I expect it is the same in tcl

rovinski commented 3 months ago

Similar question https://stackoverflow.com/questions/10068576/delete-an-object-and-all-references-to-it-in-python

My two thoughts are either 1) have a callback on destroy() which will go into the SWIG interface and invalidate any related objects, or 2) remove destroy() from the user view and force using python mechanisms to delete the object.

Or I guess there is also 3) which is force destroy() to invalidate all python objects before calling the the underlying C++ (similar to 1).

maliberty commented 3 months ago

@rovinski do you know how to do (1)?

I'm not clear how (2) would help as it is the other objects that are affected in ways that python doesn't understand.

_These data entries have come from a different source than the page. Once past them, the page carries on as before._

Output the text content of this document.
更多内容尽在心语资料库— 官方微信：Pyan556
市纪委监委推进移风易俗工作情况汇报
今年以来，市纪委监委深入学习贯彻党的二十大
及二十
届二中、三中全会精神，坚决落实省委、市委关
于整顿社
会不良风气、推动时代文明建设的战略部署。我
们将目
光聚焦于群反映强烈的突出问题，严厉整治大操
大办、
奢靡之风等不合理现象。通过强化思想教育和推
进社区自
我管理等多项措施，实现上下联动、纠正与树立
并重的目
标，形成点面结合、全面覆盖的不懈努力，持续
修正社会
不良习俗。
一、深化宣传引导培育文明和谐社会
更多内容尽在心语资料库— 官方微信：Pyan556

rovinski commented 3 months ago

After further reading, I think the best solution is to simply disable calling destroy() from Python. As @macd says, del db is the safer way to do it. In Python, all objects have a reference counter and when the reference counter is 0, the garbage collector will automatically destroy the object.

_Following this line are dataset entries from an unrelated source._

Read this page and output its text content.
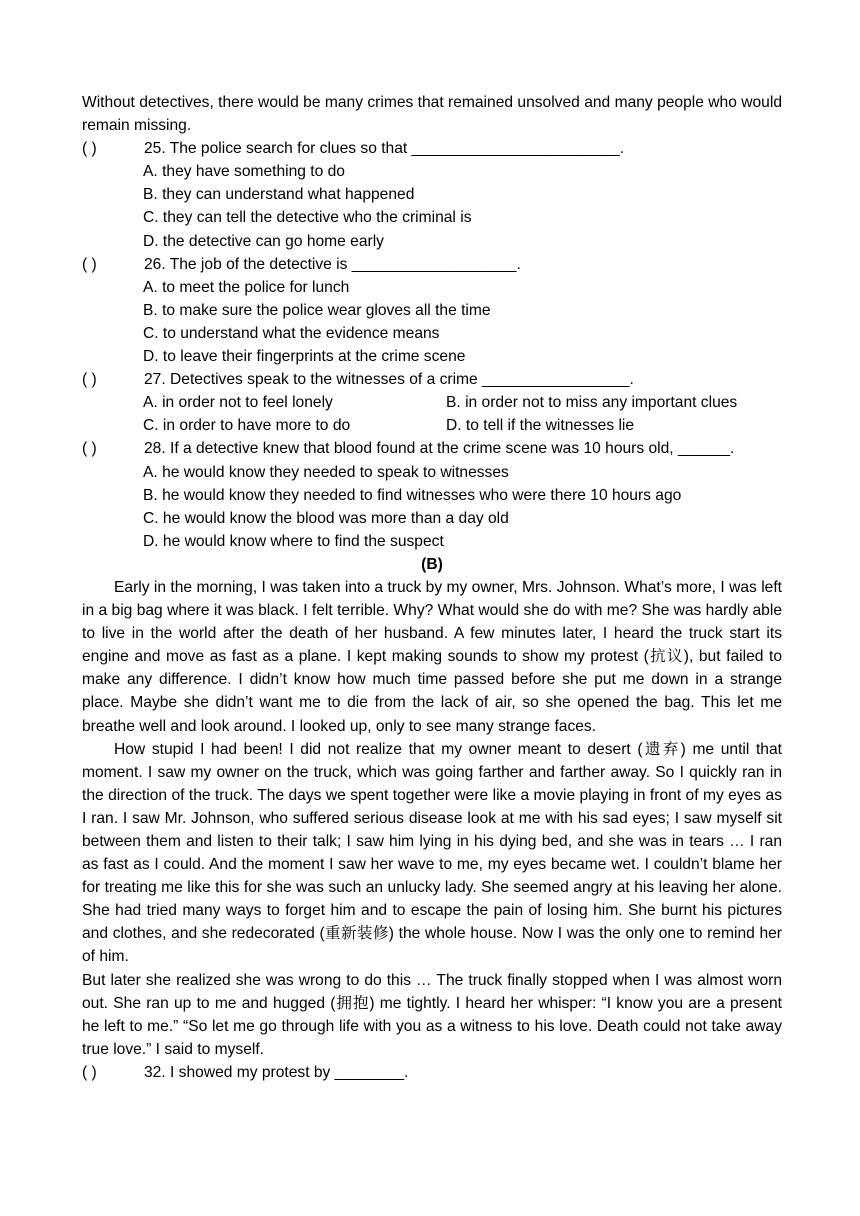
Without detectives, there would be many crimes that remained unsolved and many people who would remain missing.

( )	25. The police search for clues so that ________________________.
A. they have something to do
B. they can understand what happened
C. they can tell the detective who the criminal is
D. the detective can go home early
( )	26. The job of the detective is ___________________.
A. to meet the police for lunch
B. to make sure the police wear gloves all the time
C. to understand what the evidence means
D. to leave their fingerprints at the crime scene
( )	27. Detectives speak to the witnesses of a crime _________________.
A. in order not to feel lonely	B. in order not to miss any important clues
C. in order to have more to do	D. to tell if the witnesses lie
( )	28. If a detective knew that blood found at the crime scene was 10 hours old, ______.
A. he would know they needed to speak to witnesses
B. he would know they needed to find witnesses who were there 10 hours ago
C. he would know the blood was more than a day old
D. he would know where to find the suspect
(B)

Early in the morning, I was taken into a truck by my owner, Mrs. Johnson. What’s more, I was left in a big bag where it was black. I felt terrible. Why? What would she do with me? She was hardly able to live in the world after the death of her husband. A few minutes later, I heard the truck start its engine and move as fast as a plane. I kept making sounds to show my protest (抗议), but failed to make any difference. I didn’t know how much time passed before she put me down in a strange place. Maybe she didn’t want me to die from the lack of air, so she opened the bag. This let me breathe well and look around. I looked up, only to see many strange faces.

How stupid I had been! I did not realize that my owner meant to desert (遗弃) me until that moment. I saw my owner on the truck, which was going farther and farther away. So I quickly ran in the direction of the truck. The days we spent together were like a movie playing in front of my eyes as I ran. I saw Mr. Johnson, who suffered serious disease look at me with his sad eyes; I saw myself sit between them and listen to their talk; I saw him lying in his dying bed, and she was in tears … I ran as fast as I could. And the moment I saw her wave to me, my eyes became wet. I couldn’t blame her for treating me like this for she was such an unlucky lady. She seemed angry at his leaving her alone. She had tried many ways to forget him and to escape the pain of losing him. She burnt his pictures and clothes, and she redecorated (重新装修) the whole house. Now I was the only one to remind her of him.

But later she realized she was wrong to do this … The truck finally stopped when I was almost worn out. She ran up to me and hugged (拥抱) me tightly. I heard her whisper: “I know you are a present he left to me.” “So let me go through life with you as a witness to his love. Death could not take away true love.” I said to myself.

( )	32. I showed my protest by ________.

In this case, it will be up to the user to del, or otherwise allow to go out of scope, all references to the db or db objects.

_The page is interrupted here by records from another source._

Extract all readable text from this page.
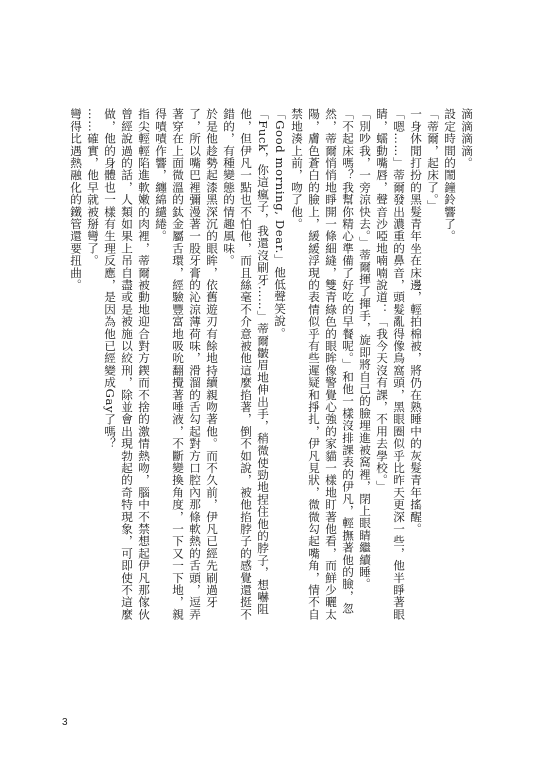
滴滴滴滴。

設定時間的鬧鐘鈴響了。

「蒂爾，起床了。」

一身休閒打扮的黑髮青年坐在床邊，輕拍棉被，將仍在熟睡中的灰髮青年搖醒。

「嗯……」蒂爾發出濃重的鼻音，頭髮亂得像鳥窩頭，黑眼圈似乎比昨天更深一些，他半睜著眼睛，蠕動嘴唇，聲音沙啞地喃喃說道：「我今天沒有課，不用去學校。」

「別吵我，一旁涼快去。」蒂爾揮了揮手，旋即將自己的臉埋進被窩裡，閉上眼睛繼續睡。

「不起床嗎？我幫你精心準備了好吃的早餐呢。」和他一樣沒排課表的伊凡，輕撫著他的臉，忽然，蒂爾悄悄地睜開一條細縫，雙青綠色的眼眸像警覺心強的家貓一樣地盯著他看，而鮮少曬太陽，膚色蒼白的臉上，緩緩浮現的表情似乎有些遲疑和掙扎，伊凡見狀，微微勾起嘴角，情不自禁地湊上前，吻了他。

「Good morning, Dear.」他低聲笑說。

「Fuck，你這瘋子，我還沒刷牙……」蒂爾皺眉地伸出手，稍微使勁地捏住他的脖子，想嚇阻他，但伊凡一點也不怕他，而且絲毫不介意被他這麼掐著，倒不如說，被他掐脖子的感覺還挺不錯的，有種變態的情趣風味。

於是他趁勢起漆黑深沉的眼眸，依舊遊刃有餘地持續親吻著他。而不久前，伊凡已經先刷過牙了，所以嘴巴裡彌漫著一股牙膏的沁涼薄荷味，滑溜的舌勾起對方口腔內那條軟熱的舌頭，逗弄著穿在上面微溫的鈦金屬舌環，經驗豐富地吸吮翻攪著唾液，不斷變換角度，一下又一下地，親得嘖嘖作響，纏綿繾綣。

指尖輕輕陷進軟嫩的肉裡，蒂爾被動地迎合對方鍥而不捨的激情熱吻，腦中不禁想起伊凡那傢伙曾經說過的話，人類如果上吊自盡或是被施以絞刑，除並會出現勃起的奇特現象，可即使不這麼做，他的身體也一樣有生理反應，是因為他已經變成Gay了嗎？

……確實，他早就被掰彎了。

彎得比遇熱融化的鐵管還要扭曲。

3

So in an example (Assume there is debug code that says when the db is deleted):

>>> from openroad import Design
>>> import odb
>>>
>>> db = Design.createDetachedDb()
>>> odb.dbChip.create(db)
>>> del db
Deleted db object
>>> db.getChip().getBlock()
Traceback (most recent call last):
  File "<stdin>", line 7, in <module>
NameError: name 'db' is not defined

In another example:

>>> from openroad import Design
>>> import odb
>>>
>>> db1 = Design.createDetachedDb()
>>> # Second reference
>>> db2 = db1
>>> odb.dbChip.create(db)
>>> del db1
>>> db2.getChip().getBlock()
<odb.dbBlock object at 0x7fc9a9e36d60>
>>> # Remove last reference
>>> del db2
Deleted db object
>>> db2.getChip().getBlock()
Traceback (most recent call last):
  File "<stdin>", line 12, in <module>
NameError: name 'db2' is not defined

I think the only question is if a reference to a child object counts as a reference to the db, and if not, how to make it count as one.

rovinski commented 3 months ago

The weakref package also looks interesting: https://docs.python.org/3/library/weakref.html

maliberty commented 3 months ago

The solution assumes all calls come through db. You can still fail with

block = db.getChip().getBlock()
del db
block.getName()
rovinski commented 3 months ago

I believe that block = db.getChip().getBlock() is supposed to add a reference count to db. Therefore, del db will not actually delete the db. You would have to do del block in order for the db to actually be deleted.

rovinski commented 3 months ago

Alternatively, block could be a weakref, meaning that del db would in fact invalidate block.